If the call had taken place five years ago, there would have been no city Department of Emergency Preparedness to handle the catastrophe. Back then, Forte was fire chief and Rollwagen was his communications aide. Once or twice a year, Forte would go before the City Council and ask for disaster-preparedness money. The prevailing attitude in local government then was that preparedness was nice, but cops and schools were nicer.

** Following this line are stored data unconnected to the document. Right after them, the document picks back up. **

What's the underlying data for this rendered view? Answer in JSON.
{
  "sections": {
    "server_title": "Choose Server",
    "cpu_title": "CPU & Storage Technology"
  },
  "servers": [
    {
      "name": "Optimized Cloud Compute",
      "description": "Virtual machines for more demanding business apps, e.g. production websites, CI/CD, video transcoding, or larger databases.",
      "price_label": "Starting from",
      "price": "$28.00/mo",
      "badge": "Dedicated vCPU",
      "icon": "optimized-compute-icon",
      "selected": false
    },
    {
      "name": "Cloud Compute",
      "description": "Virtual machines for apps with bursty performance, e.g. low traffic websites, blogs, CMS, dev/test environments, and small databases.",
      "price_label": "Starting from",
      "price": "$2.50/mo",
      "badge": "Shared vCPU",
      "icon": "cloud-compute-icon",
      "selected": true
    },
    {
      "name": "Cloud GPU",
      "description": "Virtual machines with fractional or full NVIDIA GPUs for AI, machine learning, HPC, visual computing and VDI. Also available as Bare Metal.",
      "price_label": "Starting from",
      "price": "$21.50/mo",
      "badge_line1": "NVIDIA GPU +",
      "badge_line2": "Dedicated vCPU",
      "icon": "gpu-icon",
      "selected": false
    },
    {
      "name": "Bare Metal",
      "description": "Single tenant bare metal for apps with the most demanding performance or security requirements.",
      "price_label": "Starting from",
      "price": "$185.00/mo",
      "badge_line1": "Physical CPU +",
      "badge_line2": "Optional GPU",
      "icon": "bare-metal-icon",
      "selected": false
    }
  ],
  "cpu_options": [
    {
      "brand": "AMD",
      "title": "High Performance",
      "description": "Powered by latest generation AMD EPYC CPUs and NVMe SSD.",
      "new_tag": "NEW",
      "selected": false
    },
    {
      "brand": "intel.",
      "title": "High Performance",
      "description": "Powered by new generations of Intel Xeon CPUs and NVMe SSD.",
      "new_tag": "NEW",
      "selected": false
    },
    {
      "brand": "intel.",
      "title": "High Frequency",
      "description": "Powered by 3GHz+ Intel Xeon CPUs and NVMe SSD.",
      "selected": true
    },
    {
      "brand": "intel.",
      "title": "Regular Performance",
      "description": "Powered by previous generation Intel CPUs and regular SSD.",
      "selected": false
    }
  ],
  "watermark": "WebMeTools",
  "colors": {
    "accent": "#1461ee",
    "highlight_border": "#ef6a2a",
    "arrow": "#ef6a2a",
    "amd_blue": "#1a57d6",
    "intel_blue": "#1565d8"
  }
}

After 9/11, Forte saw his opening. In March 2002, he dragged 80 people—emergency workers, county commissioners, Mayor R. T. Rybak, and the City Council president and vice president—to Mount Weather, Virginia. For four days, the VIPs presided over mock emergencies: a chemical spill, a pandemic, a high-rise fire, a perfect storm of multiple catastrophes. “We did quite poorly,” Forte says.

Point made. “When we came back, the mayor asked what we needed to be successful,” he says. Forte got a brand-new city department, and carte blanche to write Homeland Security grant proposals. As a result, an unprecedented number of people had roles to play on the evening of August 1. Within a few minutes of Rollwagen opening the EOC, more than 100 people—including Rybak and the governor—were wedged into the room, which normally fits 12 people. Someone located a 20-year-old television and rolled it in on a cart, but the focal point was the computer monitor displaying a live image of the collapse site, courtesy of the city’s new Wi-Fi network.

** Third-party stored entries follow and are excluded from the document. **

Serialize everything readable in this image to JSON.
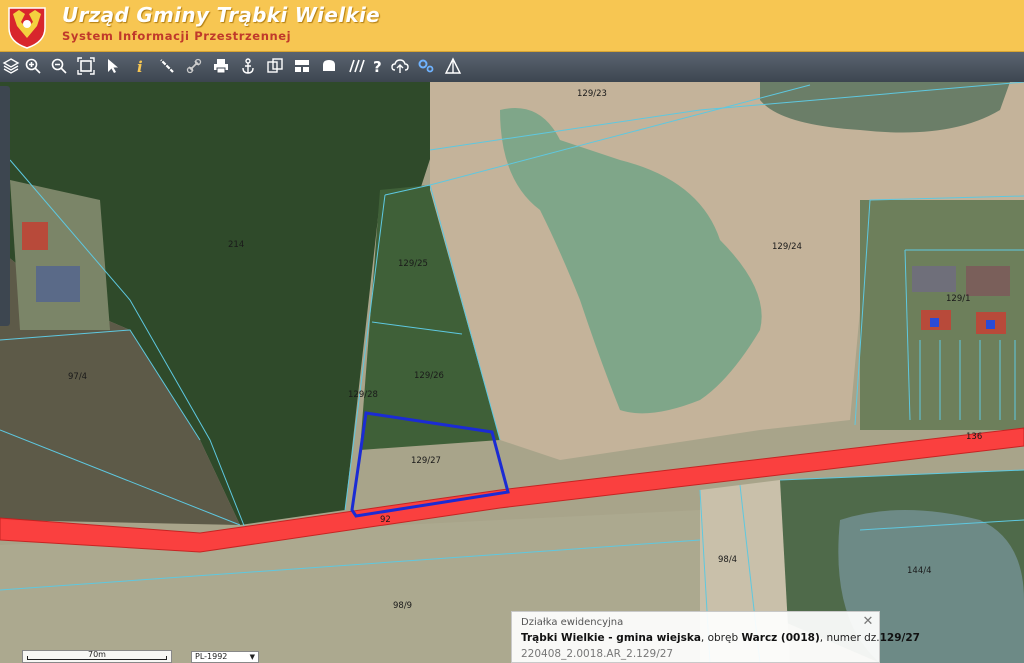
{
  "header": {
    "title": "Urząd Gminy Trąbki Wielkie",
    "subtitle": "System Informacji Przestrzennej",
    "brand_color": "#f7c652",
    "subtitle_color": "#c0392b"
  },
  "toolbar": {
    "tools": [
      "layers-icon",
      "zoom-in-icon",
      "zoom-out-icon",
      "zoom-extent-icon",
      "pointer-icon",
      "info-icon",
      "measure-icon",
      "link-icon",
      "print-icon",
      "anchor-icon",
      "copy-icon",
      "layout-icon",
      "shape-icon",
      "hatch-icon",
      "help-icon",
      "upload-icon",
      "settings-icon",
      "scale-icon"
    ]
  },
  "map": {
    "parcel_labels": [
      "129/23",
      "214",
      "129/24",
      "129/25",
      "129/26",
      "129/28",
      "129/27",
      "129/1",
      "97/4",
      "92",
      "136",
      "98/4",
      "98/9",
      "144/4"
    ],
    "selected_parcel": "129/27",
    "road_color": "#ff3b3b",
    "selection_color": "#1b2bd4",
    "parcel_line_color": "#5ec8e0"
  },
  "infobox": {
    "title": "Działka ewidencyjna",
    "gmina": "Trąbki Wielkie - gmina wiejska",
    "sep1": ", obręb ",
    "obreb": "Warcz (0018)",
    "sep2": ", numer dz.",
    "numer": "129/27",
    "identifier": "220408_2.0018.AR_2.129/27"
  },
  "scale": {
    "label": "70m"
  },
  "crs": {
    "selected": "PL-1992"
  }
}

Problems and tasks were listed on whiteboards on the walls of the room; there were so many that someone took a picture of the boards every two hours before it was wiped and reused. The public-works department was tapped for lights and generators, port-a-potties, and a crane on a barge. The Police Athletic League bus was commandeered to ship officers to the site. Someone from the finance department started tallying the costs almost immediately, tracking every cent the feds might reimburse.

All survivors had been rescued from the scene by 7:55, 110 minutes after the bridge gave way. The EOC was up and running until the last body was recovered, on August 20.